En pleine reprise de son agenda législatif après le passage de l’épidémie de coronavirus venue de Chine, le gouvernement espagnol de Pedro Sánchez (Parti socialiste ouvrier espagnol) veut notamment faire passer une loi sur les déchets et objets en plastique ainsi que sur l’économie circulaire (economía circular). Cette Loi sur les Déchets et les Sols pollués (Ley de Residuos y Suelos Contaminados) se présente comme une « authentique révolution verte » qui entre dans un train de réformes sur l’économie circulaire.

Le projet de loi est défendu par Teresa Ribera (PSOE), quatrième vice-présidente du gouvernement en charge de la Transition écologique. Il vise notamment à réduire le nombre d’emballages à base de matières plastiques et de contenants pour les aliments, qui devraient ainsi être davantage achetés en vrac si la loi est finalement adoptée. D’ici à 2026, l’objectif de réduction dans le domaine est de 50 %, tandis qu’il devrait atteindre 70 % en 2030.

Source : https://www.rtve.es/noticias/20200602/agua-gratis-bares-adios-pajitas-obsolescencia-programada-asi-sera-ley-residuos/2015325.shtml

Deux mauvaises nouvelles industrielles pour l’Espagne : fermeture de l’usine Nissan de Barcelone et réduction de personnel à l’usine d’Alcoa en Galice

Une manifestation de décembre 2019 contre les licenciements de l’usine d’Alcoa à San Ciprián, dans la province de Lugo, en Galice (photographie : EFE et Cinco Días)

Cette fin de mois de mai 2020 a été marquée par deux très mauvaises nouvelles industrielles pour l’Espagne, qui sont en partie le fruit de la suspension ou du ralentissement de l’activité économique liés à l’épidémie de coronavirus d’origine chinoise.
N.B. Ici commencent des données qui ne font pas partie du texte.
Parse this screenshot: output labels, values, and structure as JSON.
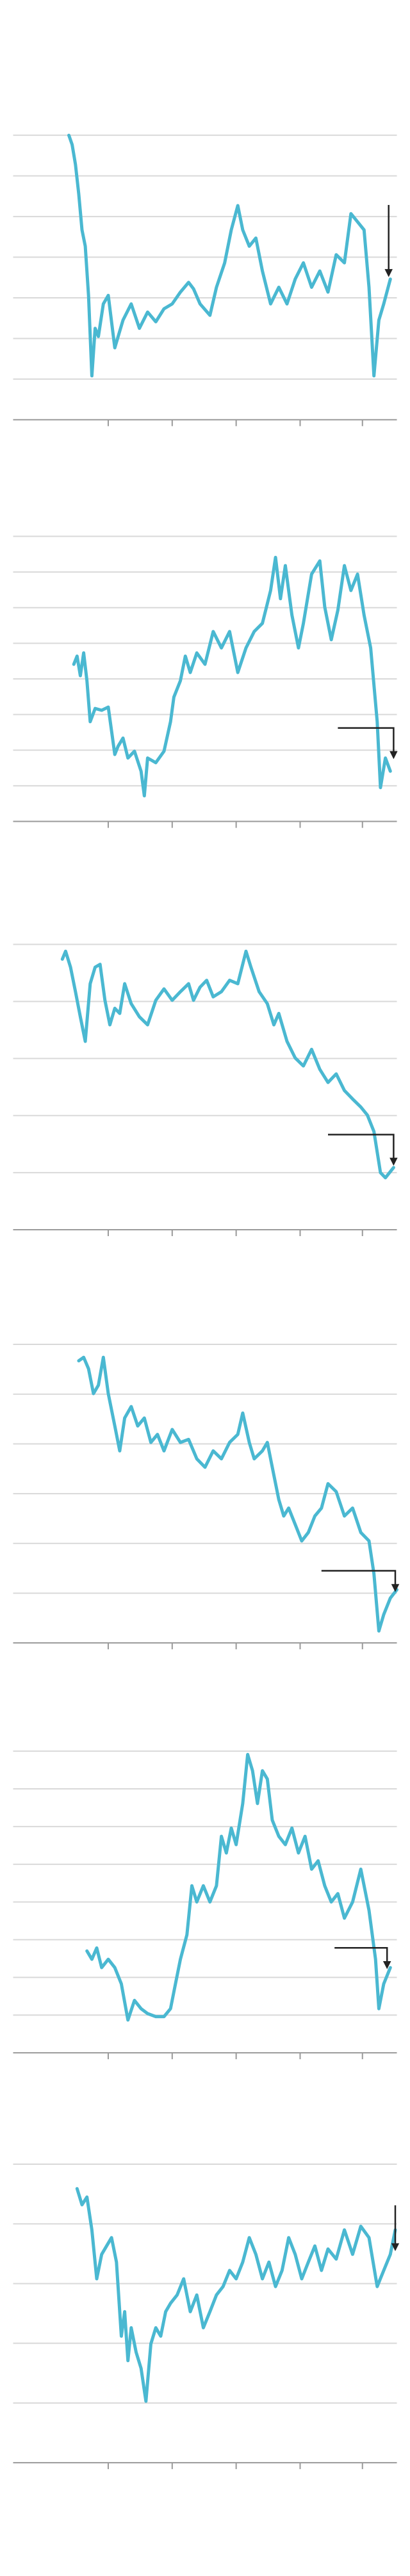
{
  "chart_data": [
    {
      "type": "line",
      "color": "#4ab8d1",
      "grid": true,
      "xlim": [
        8,
        242
      ],
      "xticks": [
        66,
        105,
        144,
        183,
        221
      ],
      "ylim": [
        -10,
        65
      ],
      "yticks": [
        0,
        10,
        20,
        30,
        40,
        50,
        60
      ],
      "x": [
        42,
        44,
        46,
        48,
        50,
        52,
        54,
        56,
        58,
        60,
        63,
        66,
        70,
        75,
        80,
        85,
        90,
        95,
        100,
        105,
        110,
        115,
        118,
        122,
        128,
        132,
        137,
        141,
        145,
        148,
        152,
        156,
        160,
        165,
        170,
        175,
        180,
        185,
        190,
        195,
        200,
        205,
        210,
        214,
        218,
        222,
        225,
        228,
        231,
        234,
        238
      ],
      "values": [
        60,
        57.7,
        52.8,
        45.6,
        36.7,
        32.7,
        20.6,
        0.8,
        12.5,
        10.5,
        18.5,
        20.6,
        7.7,
        14.5,
        18.5,
        12.5,
        16.5,
        14.1,
        17.3,
        18.5,
        21.4,
        23.8,
        22.2,
        18.5,
        15.7,
        22.6,
        28.6,
        36.7,
        42.7,
        36.7,
        32.7,
        34.7,
        26.6,
        18.5,
        22.6,
        18.5,
        24.6,
        28.6,
        22.6,
        26.6,
        21.4,
        30.6,
        28.6,
        40.7,
        38.7,
        36.7,
        22.6,
        0.8,
        14.5,
        18.5,
        24.6
      ]
    },
    {
      "type": "line",
      "color": "#4ab8d1",
      "grid": true,
      "xlim": [
        8,
        242
      ],
      "xticks": [
        66,
        105,
        144,
        183,
        221
      ],
      "ylim": [
        -10,
        73
      ],
      "yticks": [
        0,
        10,
        20,
        30,
        40,
        50,
        60,
        70
      ],
      "x": [
        45,
        47,
        49,
        51,
        53,
        55,
        58,
        62,
        66,
        70,
        72,
        75,
        78,
        82,
        86,
        88,
        90,
        95,
        100,
        104,
        106,
        110,
        113,
        116,
        120,
        125,
        130,
        135,
        140,
        145,
        150,
        155,
        160,
        165,
        168,
        171,
        174,
        178,
        182,
        185,
        190,
        195,
        198,
        202,
        206,
        210,
        214,
        218,
        222,
        226,
        230,
        232,
        235,
        238
      ],
      "values": [
        34.1,
        36.4,
        30.9,
        37.3,
        29.5,
        18.0,
        21.7,
        21.2,
        22.1,
        8.8,
        11.1,
        13.4,
        7.8,
        9.7,
        4.1,
        -2.8,
        7.8,
        6.5,
        9.7,
        18.0,
        24.9,
        29.5,
        36.4,
        31.8,
        37.3,
        34.1,
        43.3,
        38.7,
        43.3,
        31.8,
        38.7,
        43.3,
        45.6,
        54.8,
        64.1,
        52.5,
        61.8,
        47.9,
        38.7,
        45.6,
        59.4,
        63.1,
        50.2,
        41.0,
        49.3,
        61.8,
        54.8,
        59.4,
        47.9,
        38.7,
        18.0,
        -0.5,
        7.8,
        4.1
      ]
    },
    {
      "type": "line",
      "color": "#4ab8d1",
      "grid": true,
      "xlim": [
        8,
        242
      ],
      "xticks": [
        66,
        105,
        144,
        183,
        221
      ],
      "ylim": [
        -10,
        42
      ],
      "yticks": [
        0,
        10,
        20,
        30,
        40
      ],
      "x": [
        38,
        40,
        43,
        46,
        49,
        52,
        55,
        58,
        61,
        64,
        67,
        70,
        73,
        76,
        80,
        85,
        90,
        95,
        100,
        105,
        110,
        115,
        118,
        122,
        126,
        130,
        135,
        140,
        145,
        150,
        153,
        158,
        163,
        167,
        170,
        175,
        180,
        185,
        190,
        195,
        200,
        205,
        210,
        215,
        220,
        224,
        228,
        232,
        235,
        240
      ],
      "values": [
        37.4,
        38.8,
        36.0,
        31.7,
        27.3,
        23.0,
        33.1,
        36.0,
        36.5,
        30.2,
        25.9,
        28.8,
        27.9,
        33.1,
        29.6,
        27.3,
        25.9,
        30.2,
        32.2,
        30.2,
        31.7,
        33.1,
        30.2,
        32.5,
        33.7,
        30.8,
        31.7,
        33.7,
        33.1,
        38.8,
        36.0,
        31.7,
        29.6,
        25.9,
        27.9,
        23.0,
        20.1,
        18.7,
        21.6,
        18.1,
        15.8,
        17.3,
        14.4,
        12.9,
        11.5,
        10.1,
        7.2,
        0,
        -0.9,
        0.9
      ]
    },
    {
      "type": "line",
      "color": "#4ab8d1",
      "grid": true,
      "xlim": [
        8,
        242
      ],
      "xticks": [
        66,
        105,
        144,
        183,
        221
      ],
      "ylim": [
        -10,
        54
      ],
      "yticks": [
        0,
        10,
        20,
        30,
        40,
        50
      ],
      "x": [
        48,
        51,
        54,
        57,
        60,
        63,
        66,
        70,
        73,
        76,
        80,
        84,
        88,
        92,
        96,
        100,
        105,
        110,
        115,
        120,
        125,
        130,
        135,
        140,
        145,
        148,
        152,
        155,
        160,
        163,
        167,
        170,
        173,
        176,
        180,
        184,
        188,
        192,
        196,
        200,
        205,
        210,
        215,
        220,
        225,
        228,
        231,
        234,
        238,
        242
      ],
      "values": [
        46.7,
        47.4,
        45.1,
        40.1,
        41.8,
        47.4,
        40.1,
        33.6,
        28.6,
        35.2,
        37.5,
        33.6,
        35.2,
        30.3,
        31.9,
        28.6,
        32.9,
        30.3,
        30.9,
        27.0,
        25.3,
        28.6,
        27.0,
        30.3,
        31.9,
        36.2,
        30.3,
        27.0,
        28.6,
        30.3,
        23.7,
        18.8,
        15.5,
        17.1,
        13.8,
        10.5,
        12.2,
        15.5,
        17.1,
        22.0,
        20.4,
        15.5,
        17.1,
        12.2,
        10.5,
        3.9,
        -7.6,
        -4.3,
        -1.0,
        0.7
      ]
    },
    {
      "type": "line",
      "color": "#4ab8d1",
      "grid": true,
      "xlim": [
        8,
        242
      ],
      "xticks": [
        66,
        105,
        144,
        183,
        221
      ],
      "ylim": [
        -10,
        74
      ],
      "yticks": [
        0,
        10,
        20,
        30,
        40,
        50,
        60,
        70
      ],
      "x": [
        53,
        56,
        59,
        62,
        66,
        70,
        74,
        78,
        82,
        86,
        90,
        95,
        100,
        104,
        107,
        110,
        114,
        117,
        120,
        124,
        128,
        132,
        135,
        138,
        141,
        144,
        148,
        151,
        154,
        157,
        160,
        163,
        166,
        170,
        174,
        178,
        182,
        186,
        190,
        194,
        198,
        202,
        206,
        210,
        215,
        220,
        225,
        229,
        231,
        234,
        238
      ],
      "values": [
        17.0,
        14.8,
        17.8,
        12.6,
        14.8,
        12.6,
        8.3,
        -1.3,
        3.9,
        1.7,
        0.4,
        -0.4,
        -0.4,
        1.7,
        8.3,
        14.8,
        21.3,
        34.3,
        30.0,
        34.3,
        30.0,
        34.3,
        47.4,
        43.0,
        49.6,
        45.2,
        56.1,
        69.1,
        64.8,
        56.1,
        64.8,
        62.6,
        51.7,
        47.4,
        45.2,
        49.6,
        43.0,
        47.4,
        38.7,
        40.9,
        34.3,
        30.0,
        32.2,
        25.7,
        30.0,
        38.7,
        27.8,
        14.8,
        1.7,
        8.3,
        12.6
      ]
    },
    {
      "type": "line",
      "color": "#4ab8d1",
      "grid": true,
      "xlim": [
        8,
        242
      ],
      "xticks": [
        66,
        105,
        144,
        183,
        221
      ],
      "ylim": [
        -10,
        43
      ],
      "yticks": [
        0,
        10,
        20,
        30,
        40
      ],
      "x": [
        47,
        50,
        53,
        56,
        59,
        62,
        65,
        68,
        71,
        74,
        76,
        78,
        80,
        83,
        86,
        89,
        92,
        95,
        98,
        101,
        104,
        108,
        112,
        116,
        120,
        124,
        128,
        132,
        136,
        140,
        144,
        148,
        152,
        156,
        160,
        164,
        168,
        172,
        176,
        180,
        184,
        188,
        192,
        196,
        200,
        205,
        210,
        215,
        220,
        225,
        230,
        234,
        238,
        241
      ],
      "values": [
        35.9,
        33.2,
        34.5,
        29.0,
        20.8,
        24.9,
        26.3,
        27.7,
        23.6,
        11.2,
        15.3,
        7.1,
        12.6,
        8.5,
        5.8,
        0.3,
        9.9,
        12.6,
        11.2,
        15.3,
        16.7,
        18.1,
        20.8,
        15.3,
        18.1,
        12.6,
        15.3,
        18.1,
        19.5,
        22.2,
        20.8,
        23.6,
        27.7,
        24.9,
        20.8,
        23.6,
        19.5,
        22.2,
        27.7,
        24.9,
        20.8,
        23.6,
        26.3,
        22.2,
        25.8,
        24.1,
        29.0,
        24.9,
        29.6,
        27.7,
        19.5,
        22.2,
        24.9,
        29.0
      ]
    }
  ]
}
D’un côté, l’entreprise américaine Alcoa, sise à New York (État de New York) et Pittsburgh (Pennsylvanie), spécialiste mondial de l’aluminium, a annoncé une réduction du personnel pour son usine située à San Ciprián, hameau de la commune de Cervo (province de Lugo, Galice), tandis que l’autre partie des 1 000 employés de l’infrastructure attend dans l’angoisse la révélation prochaine de la suppression de l’usine.

Par ailleurs, l’usine historique de la marque automobile japonaise Nissan, située dans la Zone franche (Zona Franca) de Barcelone (Catalogne), fermera définitivement ses portes en décembre 2020, ainsi que l’a révélé la compagnie le 28 mai dernier. En tout, 3 000 emplois directs devraient ainsi être détruits tandis que 12 000 indirects seront directement touchés par la décision. Cela faisait de nombreux mois que l’infrastructure menaçait de disparaître.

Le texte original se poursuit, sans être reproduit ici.